Last year, Caleb Williams’s father, Carl, broached the idea of his son getting equity in the team that drafted him. That never became part of Williams’s contract negotiations, because the NFL went on to pass a rule barring players and other team employees from receiving ownership stakes in their teams.
But as his negotiations with the Bears dragged on—the sides finally announced an agreement Wednesday—several unique requests leaked out.

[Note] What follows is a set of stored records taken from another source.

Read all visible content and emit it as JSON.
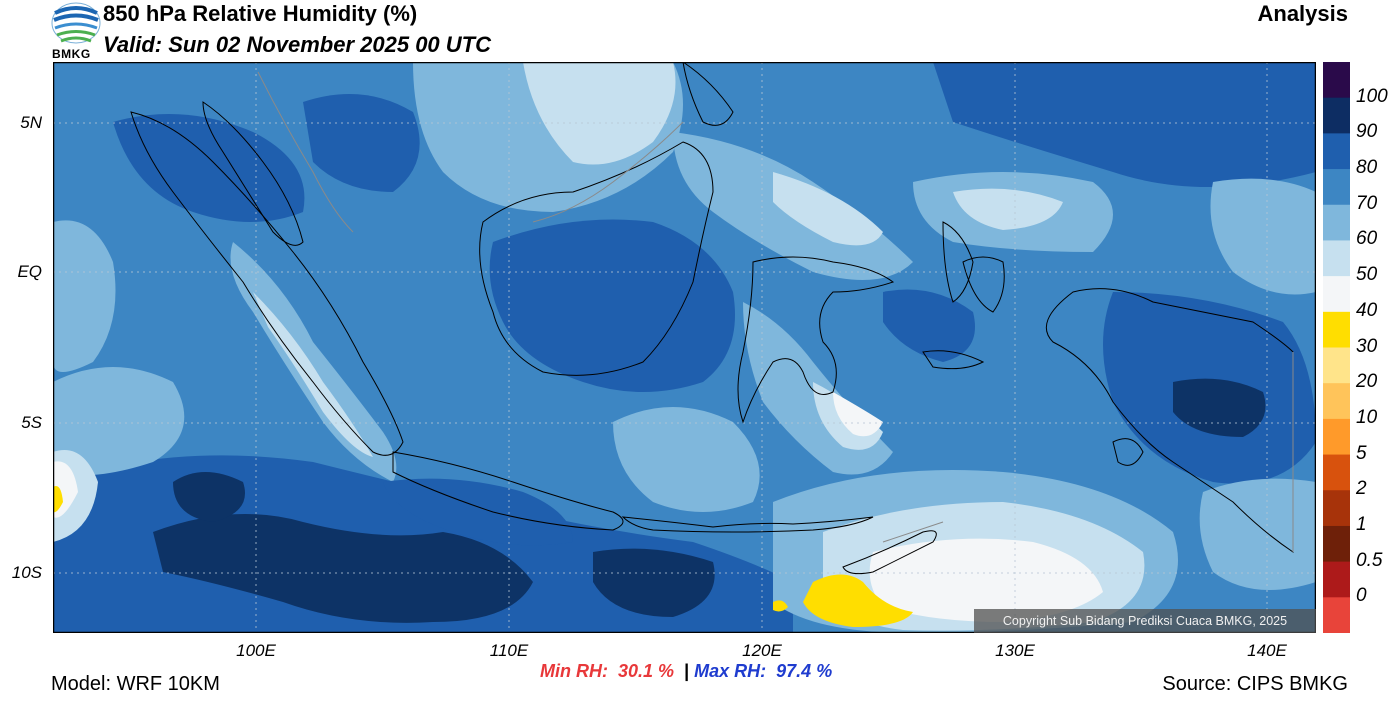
{
  "header": {
    "title": "850 hPa Relative Humidity (%)",
    "valid": "Valid: Sun 02 November 2025 00 UTC",
    "product": "Analysis",
    "logo_text": "BMKG"
  },
  "map": {
    "lat_ticks": [
      "5N",
      "EQ",
      "5S",
      "10S"
    ],
    "lon_ticks": [
      "100E",
      "110E",
      "120E",
      "130E",
      "140E"
    ],
    "copyright": "Copyright Sub Bidang Prediksi Cuaca BMKG, 2025"
  },
  "stats": {
    "min_label": "Min RH:",
    "min_value": "30.1 %",
    "separator": "|",
    "max_label": "Max RH:",
    "max_value": "97.4 %"
  },
  "footer": {
    "model": "Model: WRF 10KM",
    "source": "Source: CIPS BMKG"
  },
  "colorbar": {
    "labels": [
      "100",
      "90",
      "80",
      "70",
      "60",
      "50",
      "40",
      "30",
      "20",
      "10",
      "5",
      "2",
      "1",
      "0.5",
      "0"
    ],
    "colors": [
      "#2a0a4a",
      "#0d2d63",
      "#1f5fae",
      "#3d86c3",
      "#7fb7dc",
      "#c6e0ef",
      "#f4f6f8",
      "#ffde00",
      "#ffe48a",
      "#ffc45a",
      "#ff9a2a",
      "#d8520d",
      "#a7330a",
      "#6e2009",
      "#ad1a1a",
      "#e8443a"
    ]
  },
  "colors": {
    "rh_90_100": "#0d3366",
    "rh_80_90": "#1f5fae",
    "rh_70_80": "#3d86c3",
    "rh_60_70": "#7fb7dc",
    "rh_50_60": "#c6e0ef",
    "rh_40_50": "#f4f6f8",
    "rh_30_40": "#ffde00"
  }
}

The team and league shot them down, but they still show the Williams family’s creative approach to mostly rigid NFL contracts.
At least three groundbreaking requests from Williams’s camp were reported by Mike Florio in a pair of stories this week.

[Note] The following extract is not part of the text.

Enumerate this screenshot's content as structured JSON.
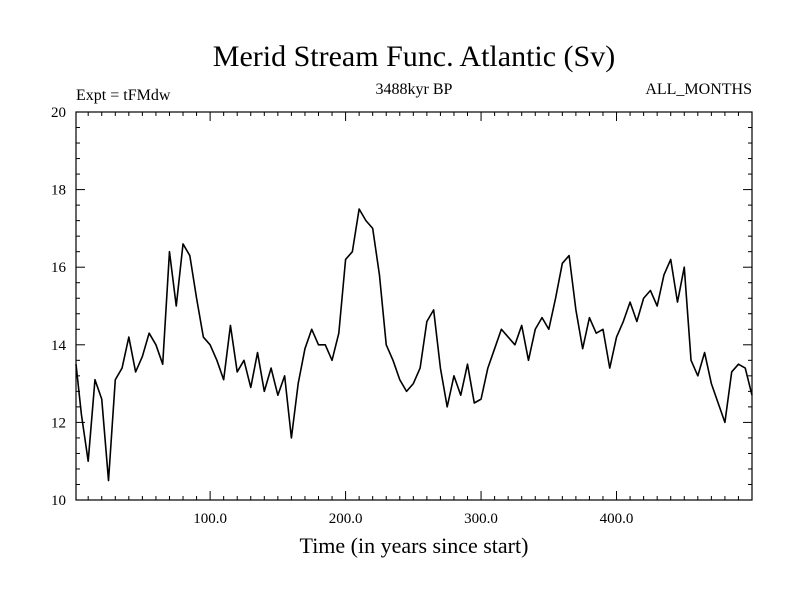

- Williams wanted to get paid as an LLC, which would have avoided taxes in Illinois.
- He also asked about getting paid through a forgivable loan, which would have had the same result.
- He requested a no-franchise-tag clause, which no rookie has ever received.
The league ultimately decided that the first two were impermissible, despite no explicit prohibitions on them in the collective bargaining agreement, according to Pro Football Talk. The Bears rejected the third request.
Who was doing the asking, and how, remains up for debate. Last week, when Williams was still unsigned, he told the Chicago Tribune it was out of his hands.
“I’m not handling that,” Williams said. “My lawyers and attorney and everybody, the head of the Bears, everybody up there up top is handling that. That’s not my position that I’m handling.” But Williams has no NFLPA-certified agent, and teams are not permitted to directly negotiate with any other player representatives. In the end, that may have been the bigger holdup in Williams actually putting pen to paper on his four-year, $39 million rookie deal. Florio, who has been all over the story, reported what “they’re getting into is a situation where the lawyer who’s handling this isn’t as versed in the nuances of the contract as an experienced and competent agent would be.”
Although Williams’s requests and lack of an agent were unusual, going deep into the summer unsigned while haggling over language is not—even for rookies, who mostly have the leverage to negotiate only over offset terms. Williams’s Bears teammate Rome Odunze just agreed to his deal Tuesday. And in his own division, Vikings first-round picks J.J. McCarthy and Dallas Turner remain unsigned as of Thursday morning.